Architecture and Operation of the Bochs Code Cache
- The entry[] array
- maps from physical addresses to mpool[] entries
- indexed as a direct-mapped cache
- 64K bxICacheEntry_c entries by default
- The mpool[] array
- maps decoded instructions to decoded instruction handlers
- next pointers define traces
- allocated in ascending order until full, then flush the cache
- 576K bxInstruction_c entrties by default
- The entry is invalid or has a mismatching address (i.e. miss)
- The selected entry is (re-)allocated for the new physical address
- The bochs front-end fetches & decodes up to BX_MAX_TRACE_LENGTH instructions (default is 32) starting at that paddress, looking for new entry-array hits as it goes
- If mpool is in danger of filling, the whole code cache is flushed
- Decoded instructions are placed into consecutive mpool entries, starting immediately after the previous insertion
- Bochs’ CPU model begins execution at the first newly-inserted instruction
- The entry is valid and has matching address (i.e. hit)

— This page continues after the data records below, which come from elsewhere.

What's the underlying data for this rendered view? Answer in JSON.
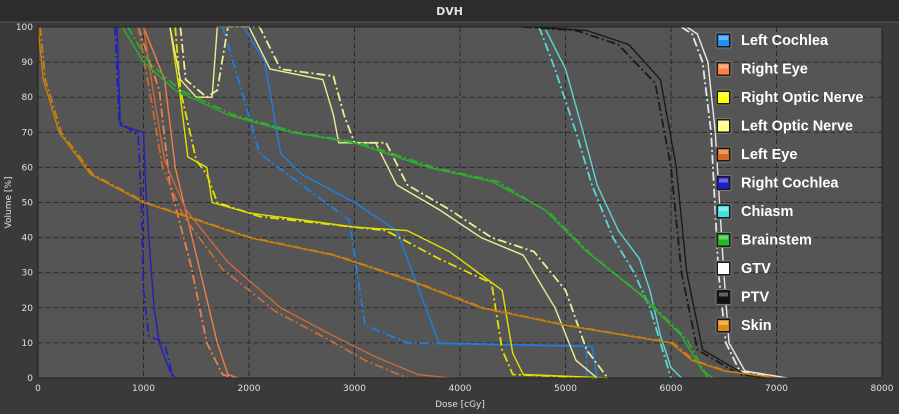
{
  "window": {
    "title": "DVH"
  },
  "chart_data": {
    "type": "line",
    "title": "DVH",
    "xlabel": "Dose [cGy]",
    "ylabel": "Volume [%]",
    "xlim": [
      0,
      8000
    ],
    "ylim": [
      0,
      100
    ],
    "xticks": [
      0,
      1000,
      2000,
      3000,
      4000,
      5000,
      6000,
      7000,
      8000
    ],
    "yticks": [
      0,
      10,
      20,
      30,
      40,
      50,
      60,
      70,
      80,
      90,
      100
    ],
    "grid": true,
    "legend_position": "right",
    "line_styles": [
      "solid",
      "dash-dot"
    ],
    "series": [
      {
        "name": "Left Cochlea",
        "color": "#1e7fe0",
        "swatch": "#1e90ff",
        "solid": [
          [
            1950,
            100
          ],
          [
            2150,
            90
          ],
          [
            2300,
            64
          ],
          [
            2500,
            58
          ],
          [
            3000,
            50
          ],
          [
            3400,
            42
          ],
          [
            3800,
            10
          ],
          [
            5250,
            9
          ],
          [
            5300,
            0
          ]
        ],
        "dashdot": [
          [
            1750,
            100
          ],
          [
            1900,
            85
          ],
          [
            2100,
            64
          ],
          [
            2500,
            55
          ],
          [
            2950,
            45
          ],
          [
            3100,
            15
          ],
          [
            3500,
            10
          ],
          [
            5200,
            9
          ],
          [
            5200,
            0
          ]
        ]
      },
      {
        "name": "Right Eye",
        "color": "#ee7f4a",
        "swatch": "#ff8040",
        "solid": [
          [
            1000,
            100
          ],
          [
            1200,
            85
          ],
          [
            1300,
            60
          ],
          [
            1500,
            35
          ],
          [
            1700,
            10
          ],
          [
            1800,
            1
          ],
          [
            1900,
            0
          ]
        ],
        "dashdot": [
          [
            950,
            100
          ],
          [
            1150,
            82
          ],
          [
            1250,
            55
          ],
          [
            1450,
            32
          ],
          [
            1600,
            10
          ],
          [
            1750,
            1
          ],
          [
            1850,
            0
          ]
        ]
      },
      {
        "name": "Right Optic Nerve",
        "color": "#e2e200",
        "swatch": "#ffff00",
        "solid": [
          [
            1250,
            100
          ],
          [
            1350,
            80
          ],
          [
            1420,
            63
          ],
          [
            1600,
            60
          ],
          [
            1650,
            50
          ],
          [
            2000,
            47
          ],
          [
            2500,
            45
          ],
          [
            3000,
            43
          ],
          [
            3500,
            42
          ],
          [
            3900,
            36
          ],
          [
            4400,
            25
          ],
          [
            4500,
            7
          ],
          [
            4600,
            1
          ],
          [
            5400,
            0
          ]
        ],
        "dashdot": [
          [
            1300,
            100
          ],
          [
            1350,
            82
          ],
          [
            1500,
            62
          ],
          [
            1600,
            58
          ],
          [
            1700,
            50
          ],
          [
            2100,
            46
          ],
          [
            2700,
            44
          ],
          [
            3300,
            42
          ],
          [
            3800,
            34
          ],
          [
            4300,
            27
          ],
          [
            4400,
            8
          ],
          [
            4500,
            1
          ],
          [
            5300,
            0
          ]
        ]
      },
      {
        "name": "Left Optic Nerve",
        "color": "#eded96",
        "swatch": "#ffff80",
        "solid": [
          [
            1250,
            100
          ],
          [
            1350,
            85
          ],
          [
            1500,
            80
          ],
          [
            1650,
            80
          ],
          [
            1700,
            100
          ],
          [
            2000,
            100
          ],
          [
            2200,
            88
          ],
          [
            2700,
            85
          ],
          [
            2800,
            75
          ],
          [
            2850,
            67
          ],
          [
            3200,
            67
          ],
          [
            3400,
            55
          ],
          [
            3800,
            48
          ],
          [
            4200,
            40
          ],
          [
            4600,
            35
          ],
          [
            4900,
            20
          ],
          [
            5100,
            5
          ],
          [
            5300,
            0
          ]
        ],
        "dashdot": [
          [
            1350,
            100
          ],
          [
            1400,
            85
          ],
          [
            1600,
            80
          ],
          [
            1700,
            82
          ],
          [
            1800,
            100
          ],
          [
            2100,
            100
          ],
          [
            2300,
            88
          ],
          [
            2800,
            86
          ],
          [
            2900,
            75
          ],
          [
            3000,
            67
          ],
          [
            3300,
            67
          ],
          [
            3500,
            55
          ],
          [
            3900,
            48
          ],
          [
            4300,
            40
          ],
          [
            4700,
            36
          ],
          [
            5000,
            25
          ],
          [
            5200,
            8
          ],
          [
            5400,
            0
          ]
        ]
      },
      {
        "name": "Left Eye",
        "color": "#c96a38",
        "swatch": "#d2691e",
        "solid": [
          [
            1000,
            100
          ],
          [
            1100,
            80
          ],
          [
            1200,
            62
          ],
          [
            1400,
            48
          ],
          [
            1800,
            33
          ],
          [
            2300,
            20
          ],
          [
            2800,
            12
          ],
          [
            3200,
            6
          ],
          [
            3600,
            1
          ],
          [
            3900,
            0
          ]
        ],
        "dashdot": [
          [
            950,
            100
          ],
          [
            1080,
            78
          ],
          [
            1180,
            60
          ],
          [
            1380,
            46
          ],
          [
            1750,
            31
          ],
          [
            2250,
            19
          ],
          [
            2750,
            11
          ],
          [
            3100,
            5
          ],
          [
            3500,
            0
          ]
        ]
      },
      {
        "name": "Right Cochlea",
        "color": "#2222bb",
        "swatch": "#1e1ecc",
        "solid": [
          [
            750,
            100
          ],
          [
            780,
            72
          ],
          [
            1000,
            70
          ],
          [
            1020,
            55
          ],
          [
            1050,
            40
          ],
          [
            1100,
            20
          ],
          [
            1150,
            10
          ],
          [
            1250,
            2
          ],
          [
            1300,
            0
          ]
        ],
        "dashdot": [
          [
            730,
            100
          ],
          [
            770,
            73
          ],
          [
            950,
            69
          ],
          [
            980,
            50
          ],
          [
            1000,
            25
          ],
          [
            1050,
            12
          ],
          [
            1200,
            10
          ],
          [
            1280,
            0
          ]
        ]
      },
      {
        "name": "Chiasm",
        "color": "#5ad6d6",
        "swatch": "#40e0e0",
        "solid": [
          [
            4800,
            100
          ],
          [
            5000,
            88
          ],
          [
            5150,
            72
          ],
          [
            5300,
            55
          ],
          [
            5500,
            42
          ],
          [
            5700,
            34
          ],
          [
            5800,
            25
          ],
          [
            5900,
            12
          ],
          [
            6000,
            3
          ],
          [
            6100,
            0
          ]
        ],
        "dashdot": [
          [
            4750,
            100
          ],
          [
            4900,
            88
          ],
          [
            5100,
            70
          ],
          [
            5250,
            55
          ],
          [
            5450,
            40
          ],
          [
            5650,
            30
          ],
          [
            5800,
            20
          ],
          [
            5900,
            10
          ],
          [
            6000,
            0
          ]
        ]
      },
      {
        "name": "Brainstem",
        "color": "#2eae2e",
        "swatch": "#22b822",
        "solid": [
          [
            800,
            100
          ],
          [
            1000,
            90
          ],
          [
            1300,
            82
          ],
          [
            1800,
            75
          ],
          [
            2400,
            70
          ],
          [
            3000,
            67
          ],
          [
            3700,
            60
          ],
          [
            4300,
            56
          ],
          [
            4800,
            48
          ],
          [
            5200,
            36
          ],
          [
            5700,
            24
          ],
          [
            6100,
            12
          ],
          [
            6300,
            2
          ],
          [
            6400,
            0
          ]
        ],
        "dashdot": [
          [
            850,
            100
          ],
          [
            1050,
            90
          ],
          [
            1350,
            82
          ],
          [
            1850,
            75
          ],
          [
            2450,
            70
          ],
          [
            3050,
            67
          ],
          [
            3750,
            60
          ],
          [
            4350,
            56
          ],
          [
            4850,
            47
          ],
          [
            5250,
            35
          ],
          [
            5750,
            23
          ],
          [
            6150,
            11
          ],
          [
            6350,
            0
          ]
        ]
      },
      {
        "name": "GTV",
        "color": "#e8e8e8",
        "swatch": "#ffffff",
        "solid": [
          [
            6150,
            100
          ],
          [
            6250,
            98
          ],
          [
            6350,
            90
          ],
          [
            6420,
            70
          ],
          [
            6500,
            30
          ],
          [
            6550,
            10
          ],
          [
            6700,
            2
          ],
          [
            7100,
            0
          ]
        ],
        "dashdot": [
          [
            6100,
            100
          ],
          [
            6200,
            98
          ],
          [
            6300,
            90
          ],
          [
            6380,
            70
          ],
          [
            6450,
            30
          ],
          [
            6520,
            10
          ],
          [
            6650,
            2
          ],
          [
            7000,
            0
          ]
        ]
      },
      {
        "name": "PTV",
        "color": "#1a1a1a",
        "swatch": "#101010",
        "solid": [
          [
            4700,
            100
          ],
          [
            5200,
            99
          ],
          [
            5600,
            95
          ],
          [
            5900,
            85
          ],
          [
            6050,
            60
          ],
          [
            6150,
            30
          ],
          [
            6300,
            8
          ],
          [
            6700,
            1
          ],
          [
            7000,
            0
          ]
        ],
        "dashdot": [
          [
            4600,
            100
          ],
          [
            5100,
            99
          ],
          [
            5500,
            95
          ],
          [
            5850,
            84
          ],
          [
            6000,
            60
          ],
          [
            6100,
            30
          ],
          [
            6250,
            8
          ],
          [
            6650,
            1
          ],
          [
            6950,
            0
          ]
        ]
      },
      {
        "name": "Skin",
        "color": "#c97f10",
        "swatch": "#e08a10",
        "solid": [
          [
            0,
            100
          ],
          [
            50,
            85
          ],
          [
            200,
            70
          ],
          [
            500,
            58
          ],
          [
            1000,
            50
          ],
          [
            1500,
            45
          ],
          [
            2000,
            40
          ],
          [
            2800,
            35
          ],
          [
            3500,
            28
          ],
          [
            4200,
            20
          ],
          [
            5000,
            15
          ],
          [
            5600,
            12
          ],
          [
            6000,
            10
          ],
          [
            6200,
            5
          ],
          [
            6500,
            2
          ],
          [
            7000,
            0
          ]
        ],
        "dashdot": [
          [
            20,
            100
          ],
          [
            70,
            85
          ],
          [
            220,
            70
          ],
          [
            520,
            58
          ],
          [
            1020,
            50
          ],
          [
            1520,
            45
          ],
          [
            2020,
            40
          ],
          [
            2820,
            35
          ],
          [
            3520,
            28
          ],
          [
            4220,
            20
          ],
          [
            5020,
            15
          ],
          [
            5620,
            12
          ],
          [
            6020,
            10
          ],
          [
            6220,
            5
          ],
          [
            6520,
            2
          ],
          [
            7020,
            0
          ]
        ]
      }
    ]
  }
}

- The selected entry’s intruction pointer into the mpool table is dereferenced
- Bochs’ CPU model begins execution at the dereferenced mpool entry and continues through the execute1 and execute2/next pointers through the rest of the thread
Analysis, TBD
- What is the code cache’s hit rate, and how is it affected by BxICacheEntries? BxICacheMemPool?
- How often is the code cache flushed?
- How does a modern CPU fare branch-wise when executing out of mpool?
- Would the code cache benefit at all from a nursery?
- How about having an associative cache?
- What about a smarter mpool[] replacement policy?